Feuereinsatz in der Landschaftspflege


 

  1. Einleitung
  2. Ökologische Auswirkungen des Feuers
  3. Feuer-Management
  4. Literatur
  5. Links

Foto: H. Weeber, ALLB Bruchsal

 

1. Einleitung

Wie natur- und kulturgeschichtliche Quellen bezeugen, hat Feuer in Mitteleuropa schon seit prähistorischer Zeit  - vor allem bei trocken-warmem Klima - eine Rolle in der Landschaftsentwicklung gespielt.
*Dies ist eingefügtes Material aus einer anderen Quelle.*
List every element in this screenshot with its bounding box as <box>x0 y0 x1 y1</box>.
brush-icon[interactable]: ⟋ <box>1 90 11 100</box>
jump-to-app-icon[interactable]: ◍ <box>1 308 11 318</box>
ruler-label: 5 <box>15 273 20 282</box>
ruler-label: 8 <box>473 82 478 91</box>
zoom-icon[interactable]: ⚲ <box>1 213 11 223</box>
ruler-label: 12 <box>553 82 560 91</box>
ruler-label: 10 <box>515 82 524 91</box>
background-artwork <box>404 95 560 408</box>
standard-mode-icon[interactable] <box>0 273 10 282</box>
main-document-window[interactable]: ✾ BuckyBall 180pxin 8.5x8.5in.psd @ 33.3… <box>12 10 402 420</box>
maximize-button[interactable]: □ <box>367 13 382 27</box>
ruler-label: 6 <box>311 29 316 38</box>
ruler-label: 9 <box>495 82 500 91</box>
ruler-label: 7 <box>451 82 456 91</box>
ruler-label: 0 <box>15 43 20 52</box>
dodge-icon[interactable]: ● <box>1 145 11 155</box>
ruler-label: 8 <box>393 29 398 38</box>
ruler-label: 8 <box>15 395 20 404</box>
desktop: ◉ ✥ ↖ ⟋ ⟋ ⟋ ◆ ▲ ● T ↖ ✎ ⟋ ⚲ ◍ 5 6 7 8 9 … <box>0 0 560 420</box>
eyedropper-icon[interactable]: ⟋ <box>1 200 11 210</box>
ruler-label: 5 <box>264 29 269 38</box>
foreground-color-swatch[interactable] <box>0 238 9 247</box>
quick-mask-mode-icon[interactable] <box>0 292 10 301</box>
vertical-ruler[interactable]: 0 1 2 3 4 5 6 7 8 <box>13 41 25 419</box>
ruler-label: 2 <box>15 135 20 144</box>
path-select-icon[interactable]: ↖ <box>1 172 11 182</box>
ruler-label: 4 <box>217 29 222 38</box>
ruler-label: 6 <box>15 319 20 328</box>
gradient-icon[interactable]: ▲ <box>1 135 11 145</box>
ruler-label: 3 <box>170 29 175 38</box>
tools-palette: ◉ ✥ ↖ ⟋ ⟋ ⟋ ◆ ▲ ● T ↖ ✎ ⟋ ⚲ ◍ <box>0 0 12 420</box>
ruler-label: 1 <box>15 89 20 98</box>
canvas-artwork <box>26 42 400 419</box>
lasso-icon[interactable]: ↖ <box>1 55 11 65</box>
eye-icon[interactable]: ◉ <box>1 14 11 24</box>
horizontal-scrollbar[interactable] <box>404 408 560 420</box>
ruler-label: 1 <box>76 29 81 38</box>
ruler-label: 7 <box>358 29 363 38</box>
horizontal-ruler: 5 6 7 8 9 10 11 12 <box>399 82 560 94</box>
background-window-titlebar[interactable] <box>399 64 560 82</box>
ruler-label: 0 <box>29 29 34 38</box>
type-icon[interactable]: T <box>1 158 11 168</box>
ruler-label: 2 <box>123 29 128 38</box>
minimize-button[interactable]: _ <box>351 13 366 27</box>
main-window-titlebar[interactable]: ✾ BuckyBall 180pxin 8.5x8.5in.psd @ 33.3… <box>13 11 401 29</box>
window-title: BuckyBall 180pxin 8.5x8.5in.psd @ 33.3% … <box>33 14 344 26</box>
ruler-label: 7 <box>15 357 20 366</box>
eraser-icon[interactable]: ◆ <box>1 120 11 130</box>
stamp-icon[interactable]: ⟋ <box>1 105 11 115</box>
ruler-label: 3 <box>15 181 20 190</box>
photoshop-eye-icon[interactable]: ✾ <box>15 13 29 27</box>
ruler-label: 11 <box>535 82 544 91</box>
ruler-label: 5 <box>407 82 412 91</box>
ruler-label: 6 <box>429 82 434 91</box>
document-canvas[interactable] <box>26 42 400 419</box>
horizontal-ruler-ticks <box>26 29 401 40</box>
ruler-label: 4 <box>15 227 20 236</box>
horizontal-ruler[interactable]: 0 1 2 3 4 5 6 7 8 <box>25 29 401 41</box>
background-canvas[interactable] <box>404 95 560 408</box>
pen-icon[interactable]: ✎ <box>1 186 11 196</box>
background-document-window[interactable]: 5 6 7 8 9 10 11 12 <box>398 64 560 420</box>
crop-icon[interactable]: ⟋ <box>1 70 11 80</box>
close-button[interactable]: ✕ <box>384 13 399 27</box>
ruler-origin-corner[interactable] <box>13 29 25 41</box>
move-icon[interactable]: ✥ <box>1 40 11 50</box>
Erkannte der Mensch zunächst, dass in den aufgelichteten Wäldern ideale Lebensbedingungen herrschen, so sprechen Indizien dafür, dass spätestens im Neolithikum Feuer gezielt für Rodungszwecke eingesetzt wurde (CLARK et. al. 1989 in GOLDAMMER, PAGE UND PRÜTER 1997). So wurden Flächen für den Ackerbau geschaffen, der sich im Neolithikum von Süd-Osten her über Mitteleuropa ausbreitete. Mit der Sesshaftwerdung des Menschen bot die Brandwirtschaft häufig die einzige Möglichkeit, sich mit Feldfrüchten zu versorgen, Weideland zu schaffen und dennoch Nutzholz zu gewinnen. Über Europa hinweg entwickelten sich so zahlreiche Muster der Brandwirtschaft, denen allen gemeinsam ist, „dass nach der Waldrodung das brauchbare Holz entnommen wurde und die restliche Vegetation entweder flächig oder zu Meilern aufgeschichtet verbrannt wurde. In die Asche, die für einige Vegetationsperioden einen gewissen Düngeeffekt ausübte, säte man Getreide (Roggen und Buchweizen), später pflanzte man auch Kartoffeln. Doch schon nach einigen Vegetationsperioden ließ die Düngewirkung so stark nach, dass sich der Ackerbau nicht mehr lohnte. Daraufhin ließ man noch einige Jahre das Vieh auf der Fläche weiden, bis sich nach und nach wieder Wald einstellte, der nach 10 bis 20 Jahren wieder gerodet wurde, und sich so der Kreislauf schloss.“ (GOLDAMMER, PAGE UND PRÜTER 1997). In Baden-Württemberg ist vor allem die Reutbergwirtschaft im Schwarzwald bekannt, die erst mit der beginnenden Industrialisierung im 19. Jahrhundert an Bedeutung verlor. Ab 1870 wurde außerdem die Aufforstung der Reutberge von wechselnden staatlichen Institutionen durch Abgabe von billigem Pflanzgut, Aufforstungsbeihilfen und Prämien gefördert. So hat ABETZ (1955 in GOLDAMMER, MONTAG UND PAGE 1997:22) bei einer Kleinprivatwaldaufnahme der Reut- und Weidfelder in bäuerlicher Hand im Schwarzwald um 1850 etwa 60-70.000 ha und um 1950 nur noch 10.000 ha ermittelt. Seither wurde in Deutschland möglichst versucht, das Feuer aus der Landschaft fernzuhalten. In den USA dagegen entwickelte sich seit Mitte des 20. Jahrhunderts das Feuer-Management, bei dem Feuer gezielt für Naturschutz und Pflegemaßnahmen eingesetzt wird (GOLDAMMER, PAGE UND PRÜTER 1997: 4). In Deutschland ist Feuer in der Landschaftspflege nach wie vor kaum verbreitet.

 

2. Ökologische Auswirkungen des Feuers

Da Feuer in der Landschaft lange Zeit ausgeklammert wurde, fehlt es in Mitteleuropa entsprechend an Forschungsergebnissen zu dem Thema. Vor allem mangelt es an „langfristigen interdisziplinären Ansätzen zu Untersuchungen der Auswirkungen von Feuer auf die vielfältigen Interaktionen von unbelebter Umwelt, Flora und Fauna“ (GOLDAMMER, PAGE UND PRÜTER 1997:4). Entsprechend lückenhaft sind die vorhandenen Erkenntnisse zu dem Thema.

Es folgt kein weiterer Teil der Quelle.